Anuj Gupta, Head of Commodity & Currency at HDFC Securities, attributes today's uptrend in gold prices to Powell's optimistic economic outlook and the resulting speculation of a US Fed rate cut.
The Kotak Securities report indicates that gold prices are rising in anticipation of the US Consumer Price Index (CPI) data release scheduled for May 15, 2024. This data release is expected to have a significant impact on gold prices.
Overall, experts remain bullish on gold prices for the day, with major support at Rs 71,900 and a hurdle at Rs 72,800 for MCX gold rates. In the international market, spot gold prices have established a strong base at $2,320 per ounce, with potential targets at $2,380 and $2,400 per troy ounce.
Given the expected uptrend in gold prices, Anuj Gupta advises investors to maintain a buy-on-dips strategy in the intraday session.
Disclaimer: The views and recommendations made above are those of individual analysts or broking companies. We advise investors to check with certified experts before making any investment decisions.
Related Questions
1. What factors influenced the recent surge in gold prices?

The recent surge in gold prices has been influenced by factors such as Jerome Powell's speech, speculation regarding US Fed rate cuts, and anticipation of US CPI data release.
2. How did the US Fed chairman's speech impact gold prices?

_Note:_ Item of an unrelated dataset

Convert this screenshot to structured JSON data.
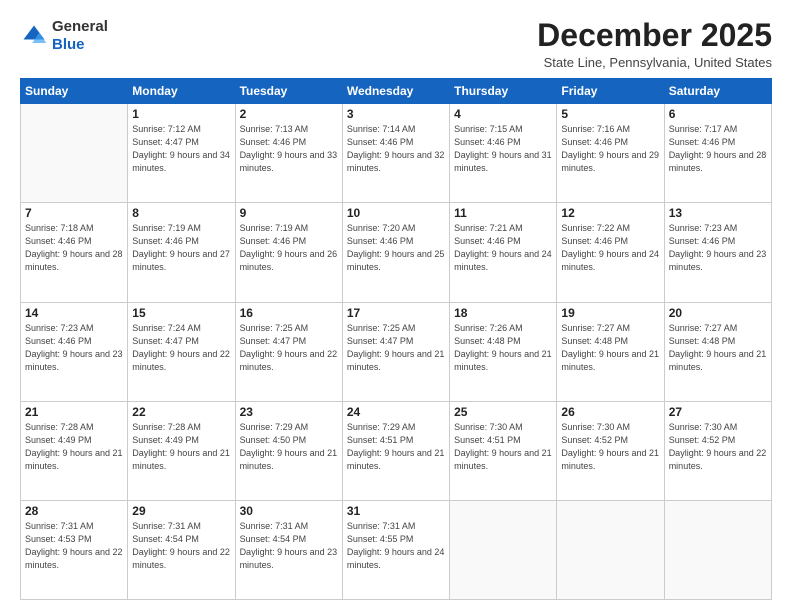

Jerome Powell's positive outlook on the US economy in his speech triggered speculation about a potential US Fed rate cut, leading to an increase in gold prices.
3. What is the expected impact of the US CPI data release on gold prices?

The US CPI data release, scheduled for May 15, 2024, is anticipated to have a significant impact on gold prices as it may influence market sentiment and inflation expectations.
4. How do experts forecast the future movement of gold prices?

Experts forecast the future movement of gold prices based on factors such as economic indicators, central bank policies, and geopolitical events.
5. What strategies are recommended for gold investors amidst the current market conditions?

Amidst the current market conditions, gold investors are recommended to maintain a buy-on-dips strategy to capitalize on potential uptrends in gold prices.